Mills has said her proposed reforms would make it easier for law enforcement to take someone into protective custody for a mental health evaluation. Some mental health advocates called this week for the evaluation requirement to be eliminated, saying it wrongly draws a direct correlation between mental illness and violence.

Last week, Rep. Sally Cluchey, D-Bowdoinham, submitted a proposed amendment to Mills’ bill, L.D. 2224, to instead adopt a red flag law, which is used in 22 other states. It would allow a family member or officer to seek a court order to take away someone’s guns, at least temporarily. Such requests would require evidence supporting the order, but they wouldn’t require formal mental health evaluations from a medical professional.

Maine’s Legislature considered and rejected a red flag law in 2019. Cluchey said she believes there is now strong support among fellow House Democrats for her proposal. She said the state has had time to see how the yellow flag law has worked – and not worked.

“I think what we’ve seen is it’s a really cumbersome process, and what it does is stigmatize people with mental illness,” Cluchey said. “We need a streamlined approach to help people in crisis who may not have a diagnosed mental illness but who may have something in their life that’s putting them in a moment of crisis.”


Democratic Party leaders have voiced support for many of the proposed changes, and Democrats have majorities in both the House and Senate. But the bills could still face uphill battles because many Democrats also have long stood for protecting the rights of gun owners.


Maine is known as a gun-friendly state with deep traditions of firearm ownership and hunting, and the data backs it up. Nearly half of Maine residents own firearms, a higher rate than every state in the region except Vermont, according to Pew Research Center data. Five states in the Northeast have ownership rates below 20%. In Massachusetts, about 15% of residents own a gun.

The Giffords Law Center to Prevent Gun Violence, a nonprofit that advocates for laws such as background checks, waiting periods and red flag laws, gives Maine a D-minus for gun safety.

The day after testifying at the marathon hearing in Augusta about her daughter’s 2010 murder, Richardson said she thinks things have changed.

“It’s hard to say with Maine,” she said. “I have been working on this issue a long time, and we’ve really only weakened the laws that we have. Maine has very few gun laws,but I’m hoping this will be the time. If it’s not now, I don’t know when it would be.”

The hearing last week was encouraging, she said. “In the past, we haven’t always had a great turnout. But yesterday we did.”

Sen. Peggy Rotundo, D-Lewiston, who is sponsoring the governor’s proposal and the 72-hour waiting period bill, said she is hopeful, too.


“The mass shooting in Lewiston has shaken a lot of people in the state, and I feel that many people are seeing gun violence differently now as a result of the mass shooting,” Rotundo said. “I’m hoping that the horrible tragedy we experienced here will move people to support bills that are really focused on preventing gun violence.”

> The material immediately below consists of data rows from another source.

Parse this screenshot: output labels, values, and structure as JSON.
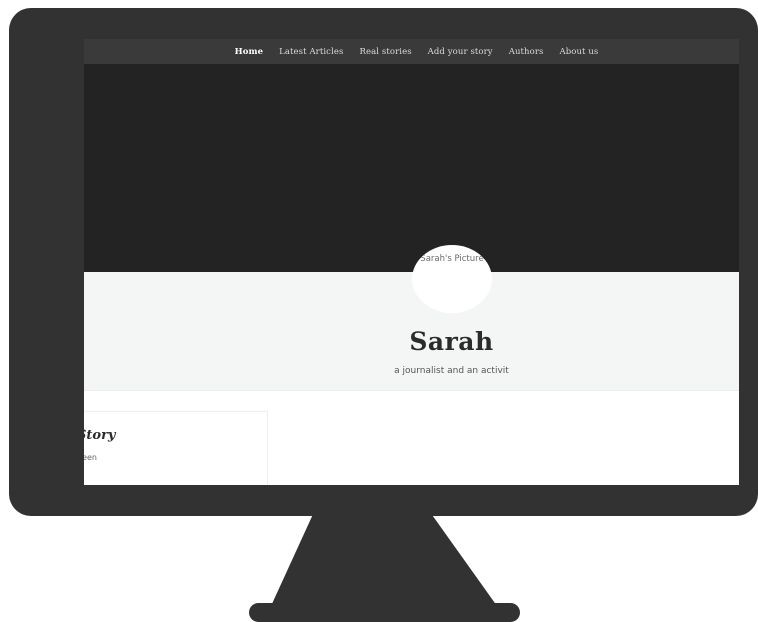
{
  "colors": {
    "monitor_frame": "#323232",
    "nav_bg": "#3a3a3a",
    "hero_bg": "#232323",
    "profile_band_bg": "#f4f6f5"
  },
  "nav": {
    "items": [
      {
        "label": "Home",
        "active": true
      },
      {
        "label": "Latest Articles"
      },
      {
        "label": "Real stories"
      },
      {
        "label": "Add your story"
      },
      {
        "label": "Authors"
      },
      {
        "label": "About us"
      }
    ]
  },
  "profile": {
    "avatar_alt": "Sarah's Picture",
    "name": "Sarah",
    "bio": "a journalist and an activit"
  },
  "card": {
    "title": "Story",
    "subtitle": "Seen"
  }
}
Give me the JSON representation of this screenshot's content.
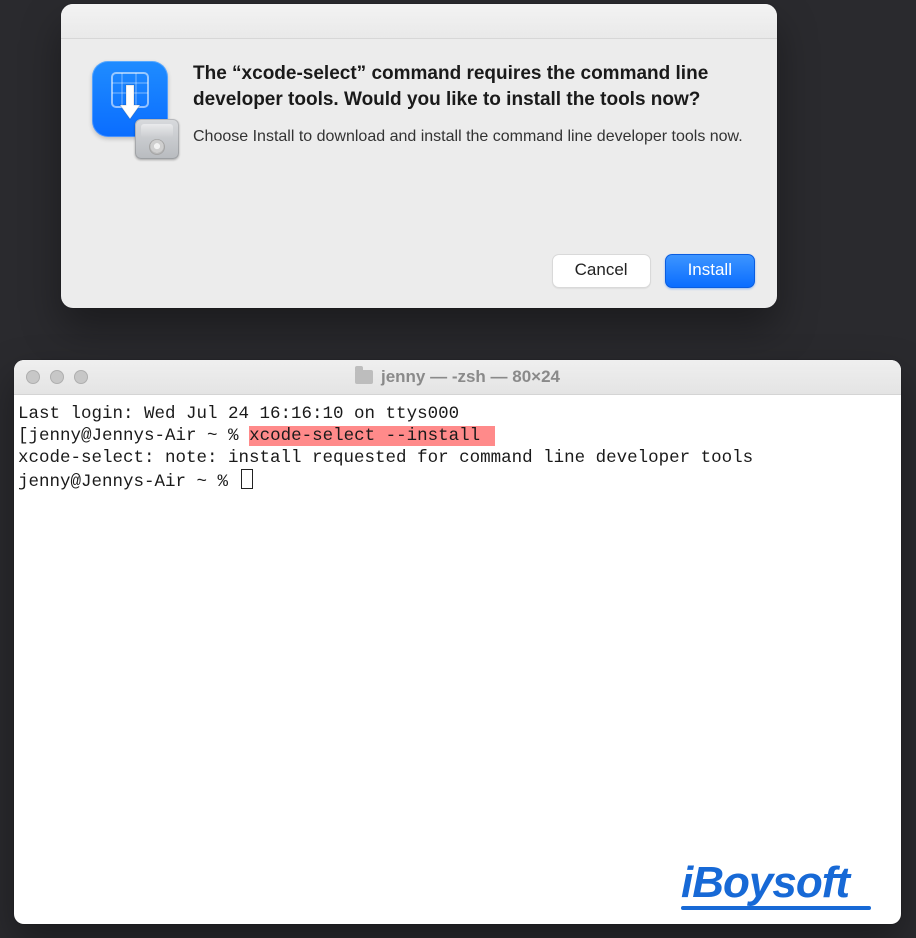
{
  "dialog": {
    "heading": "The “xcode-select” command requires the command line developer tools. Would you like to install the tools now?",
    "subtext": "Choose Install to download and install the command line developer tools now.",
    "cancel_label": "Cancel",
    "install_label": "Install",
    "icon_name": "xcode-download-icon",
    "badge_name": "install-disk-icon"
  },
  "terminal": {
    "title": "jenny — -zsh — 80×24",
    "lines": {
      "last_login": "Last login: Wed Jul 24 16:16:10 on ttys000",
      "prompt1": "jenny@Jennys-Air ~ % ",
      "highlighted_cmd": "xcode-select --install ",
      "note": "xcode-select: note: install requested for command line developer tools",
      "prompt2": "jenny@Jennys-Air ~ % "
    }
  },
  "watermark": "iBoysoft"
}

Senate Minority Leader Trey Stewart, R-Presque Isle, said he expects Republicans to stay united.

“I would be very surprised if any Republicans supported 72-hour waiting periods, a recycled, perennial proposal from Democrats bent on stripping away the rights of law-abiding citizens, and which would have changed absolutely nothing about the tragedy that occurred in Lewiston,” he said.

The votes will likely come down to a small number of Democrats.

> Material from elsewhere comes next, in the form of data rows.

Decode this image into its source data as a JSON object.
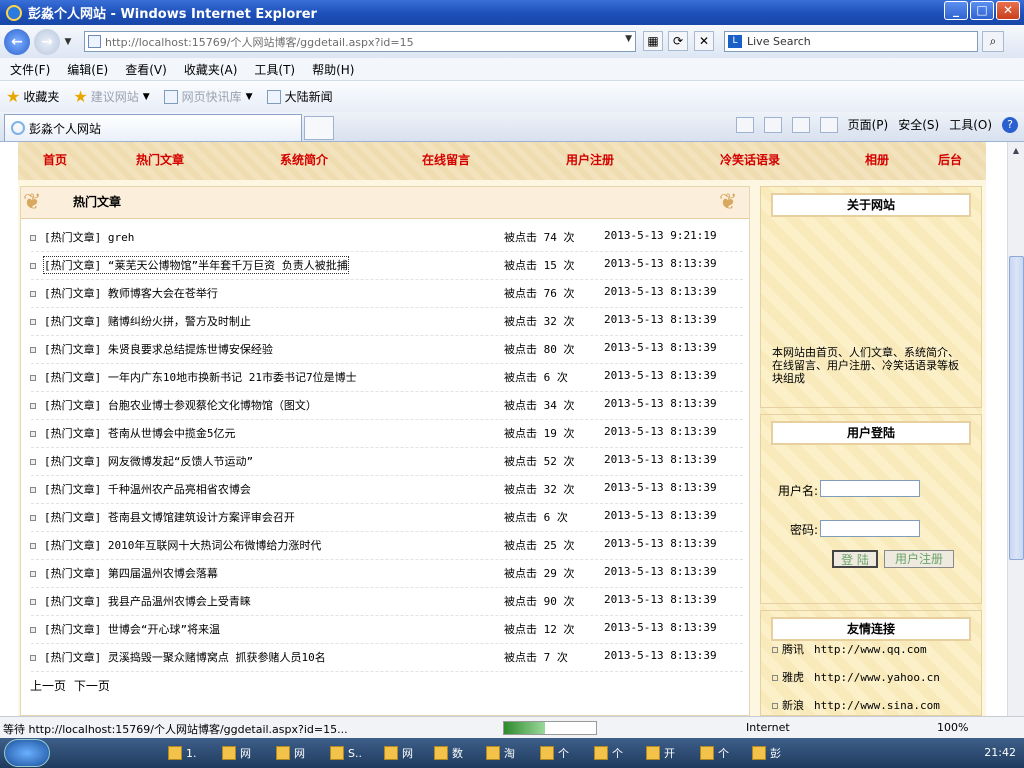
{
  "window": {
    "title": "彭淼个人网站 - Windows Internet Explorer",
    "controls": [
      "_",
      "□",
      "✕"
    ]
  },
  "address": {
    "url": "http://localhost:15769/个人网站博客/ggdetail.aspx?id=15",
    "search_placeholder": "Live Search"
  },
  "menu": [
    "文件(F)",
    "编辑(E)",
    "查看(V)",
    "收藏夹(A)",
    "工具(T)",
    "帮助(H)"
  ],
  "favbar": {
    "favorites": "收藏夹",
    "suggested": "建议网站",
    "slices": "网页快讯库",
    "news": "大陆新闻"
  },
  "tab": {
    "title": "彭淼个人网站"
  },
  "commands": {
    "page": "页面(P)",
    "safety": "安全(S)",
    "tools": "工具(O)"
  },
  "site_nav": [
    "首页",
    "热门文章",
    "系统简介",
    "在线留言",
    "用户注册",
    "冷笑话语录",
    "相册",
    "后台"
  ],
  "hot": {
    "heading": "热门文章",
    "items": [
      {
        "title": "[热门文章] greh",
        "clicks": "被点击 74 次",
        "date": "2013-5-13 9:21:19"
      },
      {
        "title": "[热门文章] “莱芜天公博物馆”半年套千万巨资 负责人被批捕",
        "clicks": "被点击 15 次",
        "date": "2013-5-13 8:13:39"
      },
      {
        "title": "[热门文章] 教师博客大会在苍举行",
        "clicks": "被点击 76 次",
        "date": "2013-5-13 8:13:39"
      },
      {
        "title": "[热门文章] 赌博纠纷火拼，警方及时制止",
        "clicks": "被点击 32 次",
        "date": "2013-5-13 8:13:39"
      },
      {
        "title": "[热门文章] 朱贤良要求总结提炼世博安保经验",
        "clicks": "被点击 80 次",
        "date": "2013-5-13 8:13:39"
      },
      {
        "title": "[热门文章] 一年内广东10地市换新书记 21市委书记7位是博士",
        "clicks": "被点击 6 次",
        "date": "2013-5-13 8:13:39"
      },
      {
        "title": "[热门文章] 台胞农业博士参观蔡伦文化博物馆（图文）",
        "clicks": "被点击 34 次",
        "date": "2013-5-13 8:13:39"
      },
      {
        "title": "[热门文章] 苍南从世博会中揽金5亿元",
        "clicks": "被点击 19 次",
        "date": "2013-5-13 8:13:39"
      },
      {
        "title": "[热门文章] 网友微博发起“反馈人节运动”",
        "clicks": "被点击 52 次",
        "date": "2013-5-13 8:13:39"
      },
      {
        "title": "[热门文章] 千种温州农产品亮相省农博会",
        "clicks": "被点击 32 次",
        "date": "2013-5-13 8:13:39"
      },
      {
        "title": "[热门文章] 苍南县文博馆建筑设计方案评审会召开",
        "clicks": "被点击 6 次",
        "date": "2013-5-13 8:13:39"
      },
      {
        "title": "[热门文章] 2010年互联网十大热词公布微博给力涨时代",
        "clicks": "被点击 25 次",
        "date": "2013-5-13 8:13:39"
      },
      {
        "title": "[热门文章] 第四届温州农博会落幕",
        "clicks": "被点击 29 次",
        "date": "2013-5-13 8:13:39"
      },
      {
        "title": "[热门文章] 我县产品温州农博会上受青睐",
        "clicks": "被点击 90 次",
        "date": "2013-5-13 8:13:39"
      },
      {
        "title": "[热门文章] 世博会“开心球”将来温",
        "clicks": "被点击 12 次",
        "date": "2013-5-13 8:13:39"
      },
      {
        "title": "[热门文章] 灵溪捣毁一聚众赌博窝点 抓获参赌人员10名",
        "clicks": "被点击 7 次",
        "date": "2013-5-13 8:13:39"
      }
    ],
    "prev": "上一页",
    "next": "下一页"
  },
  "sidebar": {
    "about_title": "关于网站",
    "about_text": "本网站由首页、人们文章、系统简介、在线留言、用户注册、冷笑话语录等板块组成",
    "login_title": "用户登陆",
    "username_label": "用户名:",
    "password_label": "密码:",
    "login_btn": "登 陆",
    "register_btn": "用户注册",
    "links_title": "友情连接",
    "links": [
      {
        "name": "腾讯",
        "url": "http://www.qq.com"
      },
      {
        "name": "雅虎",
        "url": "http://www.yahoo.cn"
      },
      {
        "name": "新浪",
        "url": "http://www.sina.com"
      }
    ]
  },
  "status": {
    "text": "等待 http://localhost:15769/个人网站博客/ggdetail.aspx?id=15...",
    "zone": "Internet",
    "zoom": "100%",
    "progress": 0.45
  },
  "taskbar": {
    "items": [
      "1.",
      "网",
      "网",
      "S..",
      "网",
      "数",
      "淘",
      "个",
      "个",
      "开",
      "个",
      "彭"
    ],
    "time": "21:42"
  }
}
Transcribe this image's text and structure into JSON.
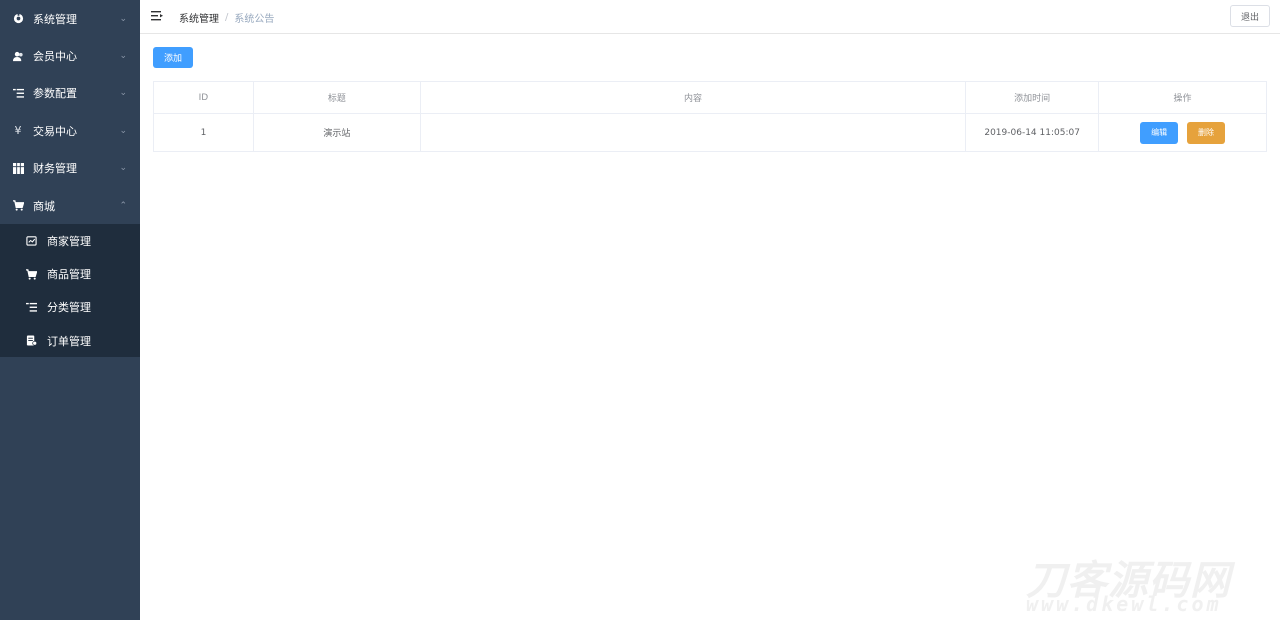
{
  "sidebar": {
    "items": [
      {
        "label": "系统管理",
        "icon": "gear-icon"
      },
      {
        "label": "会员中心",
        "icon": "users-icon"
      },
      {
        "label": "参数配置",
        "icon": "list-icon"
      },
      {
        "label": "交易中心",
        "icon": "yen-icon"
      },
      {
        "label": "财务管理",
        "icon": "grid-icon"
      },
      {
        "label": "商城",
        "icon": "cart-icon"
      }
    ],
    "subitems": [
      {
        "label": "商家管理",
        "icon": "shop-icon"
      },
      {
        "label": "商品管理",
        "icon": "cart-icon"
      },
      {
        "label": "分类管理",
        "icon": "list-icon"
      },
      {
        "label": "订单管理",
        "icon": "order-icon"
      }
    ]
  },
  "header": {
    "breadcrumb": [
      "系统管理",
      "系统公告"
    ],
    "separator": "/",
    "logout_label": "退出"
  },
  "main": {
    "add_label": "添加",
    "table": {
      "headers": [
        "ID",
        "标题",
        "内容",
        "添加时间",
        "操作"
      ],
      "rows": [
        {
          "id": "1",
          "title": "演示站",
          "content": "",
          "time": "2019-06-14 11:05:07",
          "edit_label": "编辑",
          "delete_label": "删除"
        }
      ]
    }
  },
  "watermark": {
    "line1": "刀客源码网",
    "line2": "www.dkewl.com"
  },
  "colors": {
    "sidebar_bg": "#304156",
    "submenu_bg": "#1f2d3d",
    "primary": "#409eff",
    "warning": "#e6a23c"
  }
}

One Democratic lawmaker who voted last year against the 72-hour waiting period and background check proposals, Rep. Tavis Hasenfus, D-Readfield, said striking a balance between people’s right to have guns and defend themselves and public safety measures has at times been a challenge for him and other lawmakers.

Hasenfus said he’s still reading through the new bills and hasn’t yet decided if he will support them.

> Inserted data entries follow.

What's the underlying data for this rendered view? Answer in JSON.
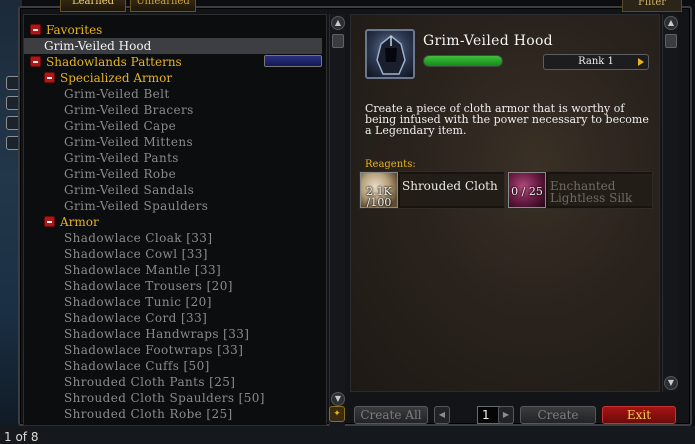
{
  "tabs": {
    "learned": "Learned",
    "unlearned": "Unlearned",
    "filter": "Filter"
  },
  "recipe_list": [
    {
      "text": "Favorites",
      "kind": "header"
    },
    {
      "text": "Grim-Veiled Hood",
      "kind": "selected"
    },
    {
      "text": "Shadowlands Patterns",
      "kind": "header"
    },
    {
      "text": "Specialized Armor",
      "kind": "sub"
    },
    {
      "text": "Grim-Veiled Belt",
      "kind": "recipe"
    },
    {
      "text": "Grim-Veiled Bracers",
      "kind": "recipe"
    },
    {
      "text": "Grim-Veiled Cape",
      "kind": "recipe"
    },
    {
      "text": "Grim-Veiled Mittens",
      "kind": "recipe"
    },
    {
      "text": "Grim-Veiled Pants",
      "kind": "recipe"
    },
    {
      "text": "Grim-Veiled Robe",
      "kind": "recipe"
    },
    {
      "text": "Grim-Veiled Sandals",
      "kind": "recipe"
    },
    {
      "text": "Grim-Veiled Spaulders",
      "kind": "recipe"
    },
    {
      "text": "Armor",
      "kind": "sub"
    },
    {
      "text": "Shadowlace Cloak [33]",
      "kind": "recipe"
    },
    {
      "text": "Shadowlace Cowl [33]",
      "kind": "recipe"
    },
    {
      "text": "Shadowlace Mantle [33]",
      "kind": "recipe"
    },
    {
      "text": "Shadowlace Trousers [20]",
      "kind": "recipe"
    },
    {
      "text": "Shadowlace Tunic [20]",
      "kind": "recipe"
    },
    {
      "text": "Shadowlace Cord [33]",
      "kind": "recipe"
    },
    {
      "text": "Shadowlace Handwraps [33]",
      "kind": "recipe"
    },
    {
      "text": "Shadowlace Footwraps [33]",
      "kind": "recipe"
    },
    {
      "text": "Shadowlace Cuffs [50]",
      "kind": "recipe"
    },
    {
      "text": "Shrouded Cloth Pants [25]",
      "kind": "recipe"
    },
    {
      "text": "Shrouded Cloth Spaulders [50]",
      "kind": "recipe"
    },
    {
      "text": "Shrouded Cloth Robe [25]",
      "kind": "recipe"
    }
  ],
  "detail": {
    "title": "Grim-Veiled Hood",
    "rank": "Rank 1",
    "description": "Create a piece of cloth armor that is worthy of being infused with the power necessary to become a Legendary item.",
    "reagents_label": "Reagents:",
    "reagents": [
      {
        "count": "2.1K /100",
        "name": "Shrouded Cloth",
        "missing": false
      },
      {
        "count": "0 / 25",
        "name": "Enchanted Lightless Silk",
        "missing": true
      }
    ]
  },
  "controls": {
    "create_all": "Create All",
    "quantity": "1",
    "create": "Create",
    "exit": "Exit"
  },
  "footer": {
    "page_count": "1 of 8"
  },
  "colors": {
    "gold": "#e6b31c",
    "exit_red": "#a51414",
    "skill_green": "#3dc03d"
  },
  "icons": [
    "collapse-minus-icon",
    "scroll-up-icon",
    "scroll-down-icon",
    "hood-icon",
    "cloth-icon",
    "silk-icon",
    "arrow-left-icon",
    "arrow-right-icon"
  ]
}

“I think having a deeper and longer conversation about it and getting all the perspectives in is important,” Hasenfus said. “They’re hard decisions because (we’re trying to figure out) what is really going to work and how will it work. I don’t know what the best policy is. I’m looking everywhere to see what does work, what will work for Maine, what will or won’t reduce violence, and balancing that with people’s rights.”